Zyprych-Walczak J, Szabelska A, Handschuh L, Górczak K, Klamecka K, Figlerowicz M, Siatkowski I
Department of Mathematical and Statistical Methods, Poznan University of Life Sciences, 60-637 Poznan, Poland.
Institute of Bioorganic Chemistry, Polish Academy of Sciences, 61-704 Poznan, Poland ; Department of Hematology and Bone Marrow Transplantation, Poznan University of Medical Sciences, 60-569 Poznan, Poland.
Biomed Res Int. 2015;2015:621690. doi: 10.1155/2015/621690. Epub 2015 Jun 15.
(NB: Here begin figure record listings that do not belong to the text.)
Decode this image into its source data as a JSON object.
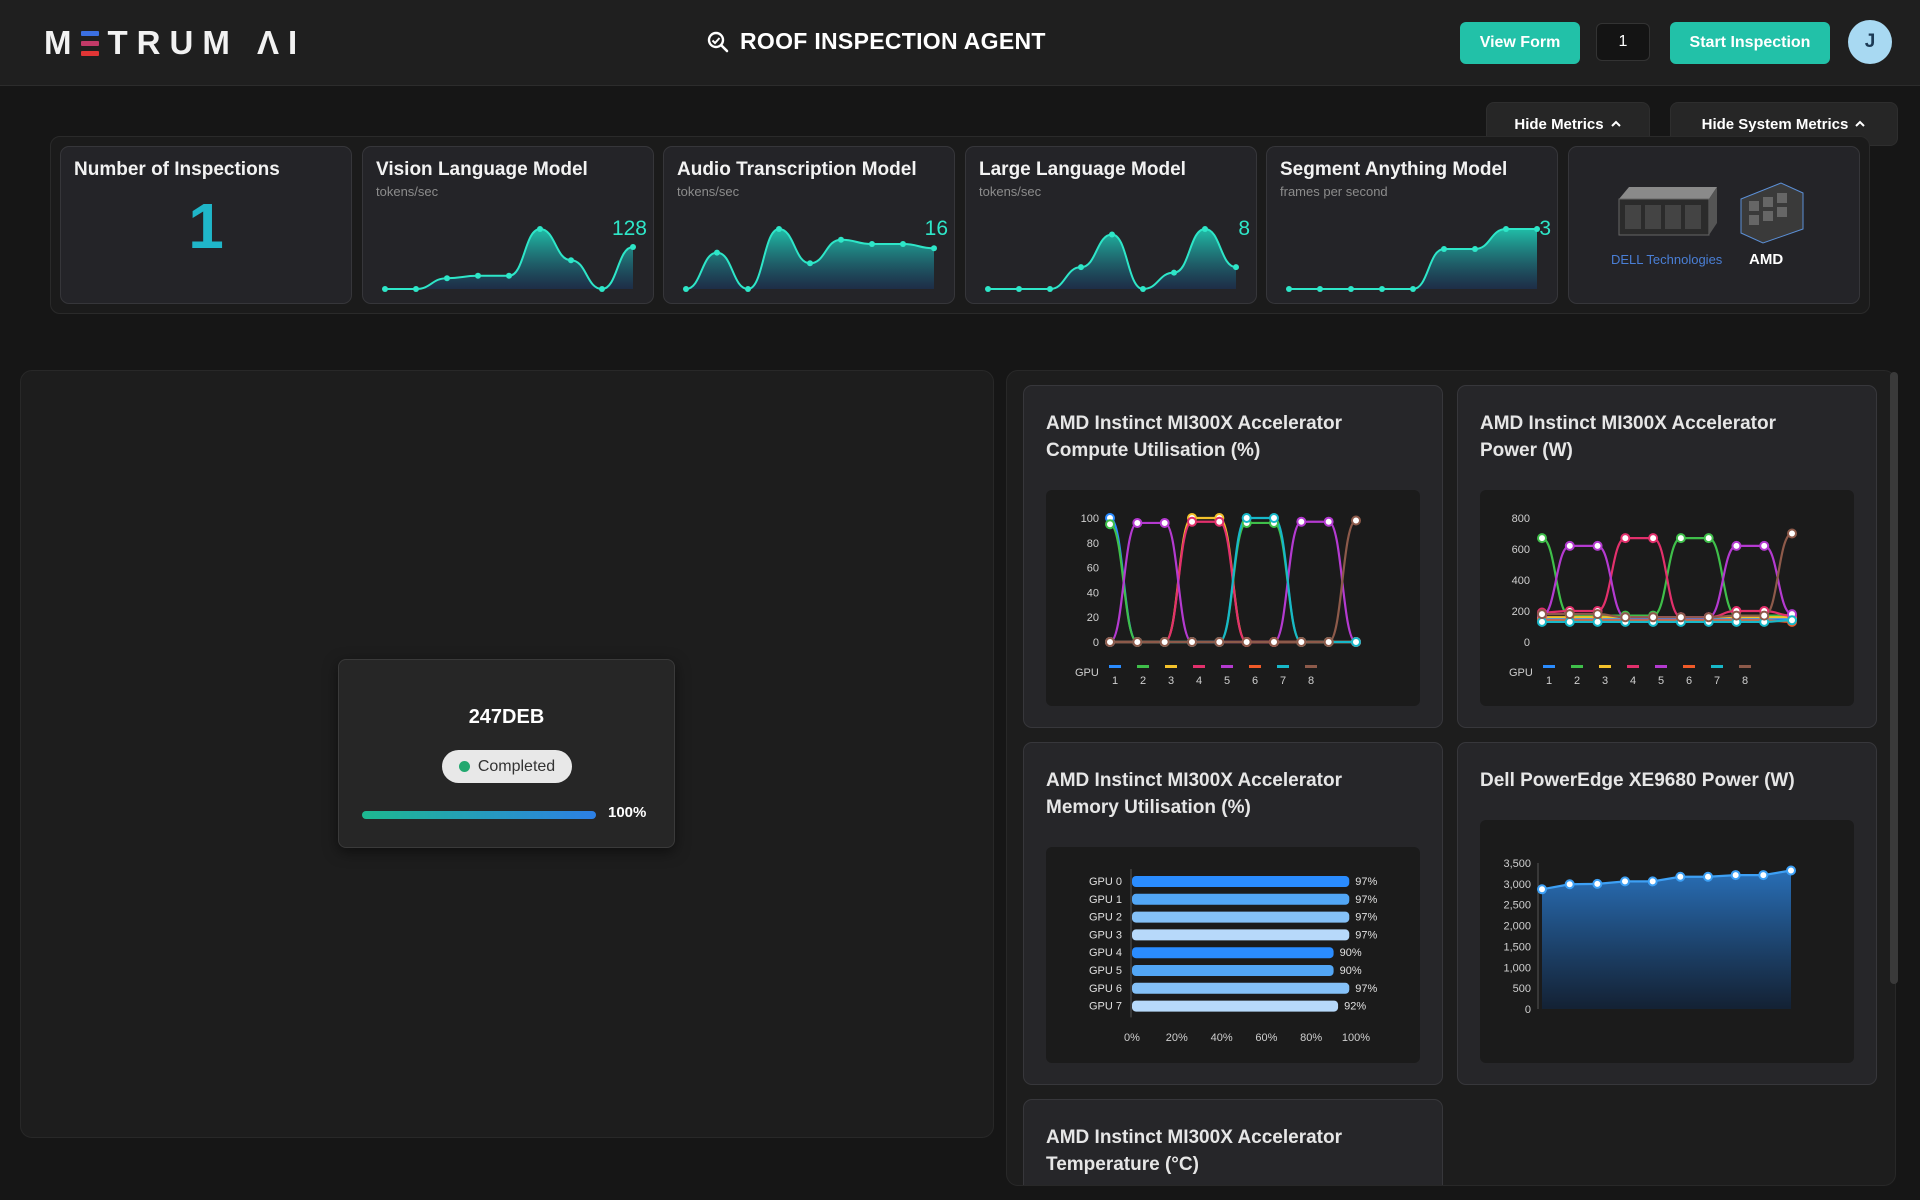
{
  "header": {
    "logo_text": "METRUM AI",
    "title": "ROOF INSPECTION AGENT",
    "view_form_label": "View Form",
    "inspection_count_value": "1",
    "start_inspection_label": "Start Inspection",
    "avatar_initial": "J"
  },
  "toggles": {
    "hide_metrics_label": "Hide Metrics",
    "hide_system_metrics_label": "Hide System Metrics"
  },
  "metrics": {
    "inspections": {
      "title": "Number of Inspections",
      "value": "1"
    },
    "vlm": {
      "title": "Vision Language Model",
      "unit": "tokens/sec",
      "value": "128",
      "series": [
        0,
        0,
        18,
        22,
        22,
        100,
        48,
        0,
        70
      ]
    },
    "audio": {
      "title": "Audio Transcription Model",
      "unit": "tokens/sec",
      "value": "16",
      "series": [
        0,
        17,
        0,
        28,
        12,
        23,
        21,
        21,
        19
      ]
    },
    "llm": {
      "title": "Large Language Model",
      "unit": "tokens/sec",
      "value": "8",
      "series": [
        0,
        0,
        0,
        8,
        20,
        0,
        6,
        22,
        8
      ]
    },
    "sam": {
      "title": "Segment Anything Model",
      "unit": "frames per second",
      "value": "3",
      "series": [
        0,
        0,
        0,
        0,
        0,
        2,
        2,
        3,
        3
      ]
    },
    "logos": {
      "dell": "DELL Technologies",
      "amd": "AMD"
    }
  },
  "job": {
    "id": "247DEB",
    "status": "Completed",
    "progress": 100,
    "progress_label": "100%"
  },
  "charts": [
    {
      "title": "AMD Instinct MI300X Accelerator Compute Utilisation (%)",
      "chart_data": {
        "type": "line",
        "ylim": [
          0,
          100
        ],
        "yticks": [
          "0",
          "20",
          "40",
          "60",
          "80",
          "100"
        ],
        "legend_title": "GPU",
        "series": [
          {
            "name": "1",
            "color": "#2a8cff",
            "values": [
              100,
              0,
              0,
              0,
              0,
              0,
              0,
              0,
              0,
              0,
              0,
              0,
              0,
              0,
              0,
              0,
              0,
              0,
              0
            ]
          },
          {
            "name": "2",
            "color": "#3fbf4a",
            "values": [
              95,
              0,
              0,
              0,
              0,
              0,
              0,
              0,
              0,
              0,
              0,
              0,
              0,
              0,
              0,
              0,
              0,
              0,
              0
            ]
          },
          {
            "name": "3",
            "color": "#f4c22b",
            "values": [
              0,
              0,
              0,
              0,
              0,
              0,
              0,
              0,
              0,
              0,
              0,
              0,
              0,
              0,
              0,
              0,
              0,
              0,
              0
            ]
          },
          {
            "name": "4",
            "color": "#e2306c",
            "values": [
              0,
              0,
              0,
              0,
              0,
              0,
              0,
              0,
              0,
              0,
              0,
              0,
              0,
              0,
              0,
              0,
              0,
              0,
              0
            ]
          },
          {
            "name": "5",
            "color": "#b43ad0",
            "values": [
              0,
              96,
              96,
              0,
              0,
              0,
              0,
              0,
              0,
              0,
              0,
              0,
              0,
              0,
              0,
              0,
              0,
              0,
              0
            ]
          },
          {
            "name": "6",
            "color": "#f05a28",
            "values": [
              0,
              0,
              0,
              0,
              0,
              0,
              0,
              0,
              0,
              0,
              0,
              0,
              0,
              0,
              0,
              0,
              0,
              0,
              0
            ]
          },
          {
            "name": "7",
            "color": "#17b8c9",
            "values": [
              0,
              0,
              0,
              0,
              0,
              0,
              0,
              0,
              0,
              0,
              0,
              0,
              0,
              0,
              0,
              0,
              0,
              0,
              0
            ]
          },
          {
            "name": "8",
            "color": "#8d5a4a",
            "values": [
              0,
              0,
              0,
              0,
              0,
              0,
              0,
              0,
              0,
              0,
              0,
              0,
              0,
              0,
              0,
              0,
              0,
              0,
              0
            ]
          }
        ]
      }
    },
    {
      "title": "AMD Instinct MI300X Accelerator Power (W)",
      "chart_data": {
        "type": "line",
        "ylim": [
          0,
          800
        ],
        "yticks": [
          "0",
          "200",
          "400",
          "600",
          "800"
        ],
        "legend_title": "GPU",
        "series": []
      }
    },
    {
      "title": "AMD Instinct MI300X Accelerator Memory Utilisation (%)",
      "chart_data": {
        "type": "bar",
        "orientation": "horizontal",
        "categories": [
          "GPU 0",
          "GPU 1",
          "GPU 2",
          "GPU 3",
          "GPU 4",
          "GPU 5",
          "GPU 6",
          "GPU 7"
        ],
        "values": [
          97,
          97,
          97,
          97,
          90,
          90,
          97,
          92
        ],
        "labels": [
          "97%",
          "97%",
          "97%",
          "97%",
          "90%",
          "90%",
          "97%",
          "92%"
        ],
        "colors": [
          "#2a8cff",
          "#52a6f5",
          "#85c1f7",
          "#b7d9fa",
          "#2a8cff",
          "#52a6f5",
          "#85c1f7",
          "#b7d9fa"
        ],
        "xticks": [
          "0%",
          "20%",
          "40%",
          "60%",
          "80%",
          "100%"
        ],
        "xlim": [
          0,
          100
        ]
      }
    },
    {
      "title": "Dell PowerEdge XE9680 Power (W)",
      "chart_data": {
        "type": "area",
        "ylim": [
          0,
          3500
        ],
        "yticks": [
          "0",
          "500",
          "1,000",
          "1,500",
          "2,000",
          "2,500",
          "3,000",
          "3,500"
        ],
        "values": [
          2870,
          2990,
          3000,
          3060,
          3060,
          3170,
          3170,
          3210,
          3210,
          3320
        ],
        "color": "#3da0f5"
      }
    },
    {
      "title": "AMD Instinct MI300X Accelerator Temperature (°C)"
    }
  ]
}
High-throughput sequencing technologies, such as the Illumina Hi-seq, are powerful new tools for investigating a wide range of biological and medical problems. Massive and complex data sets produced by the sequencers create a need for development of statistical and computational methods that can tackle the analysis and management of data. The data normalization is one of the most crucial steps of data processing and this process must be carefully considered as it has a profound effect on the results of the analysis. In this work, we focus on a comprehensive comparison of five normalization methods related to sequencing depth, widely used for transcriptome sequencing (RNA-seq) data, and their impact on the results of gene expression analysis. Based on this study, we suggest a universal workflow that can be applied for the selection of the optimal normalization procedure for any particular data set. The described workflow includes calculation of the bias and variance values for the control genes, sensitivity and specificity of the methods, and classification errors as well as generation of the diagnostic plots. Combining the above information facilitates the selection of the most appropriate normalization method for the studied data sets and determines which methods can be used interchangeably.
高通量测序技术,如Illumina Hi-seq,是用于研究广泛的生物学和医学问题的强大新工具。测序仪产生的海量复杂数据集催生了对能够处理数据分析和管理的统计及计算方法的需求。数据归一化是数据处理中最关键的步骤之一,由于它对分析结果有深远影响,因此必须仔细考虑。在这项工作中,我们着重对广泛用于转录组测序(RNA-seq)数据的与测序深度相关的五种归一化方法进行全面比较,以及它们对基因表达分析结果的影响。基于这项研究,我们提出了一个通用工作流程,可用于为任何特定数据集选择最佳归一化程序。所描述的工作流程包括计算对照基因的偏差和方差值、方法的灵敏度和特异性、分类错误以及生成诊断图。综合上述信息有助于为研究数据集选择最合适的归一化方法,并确定哪些方法可以互换使用。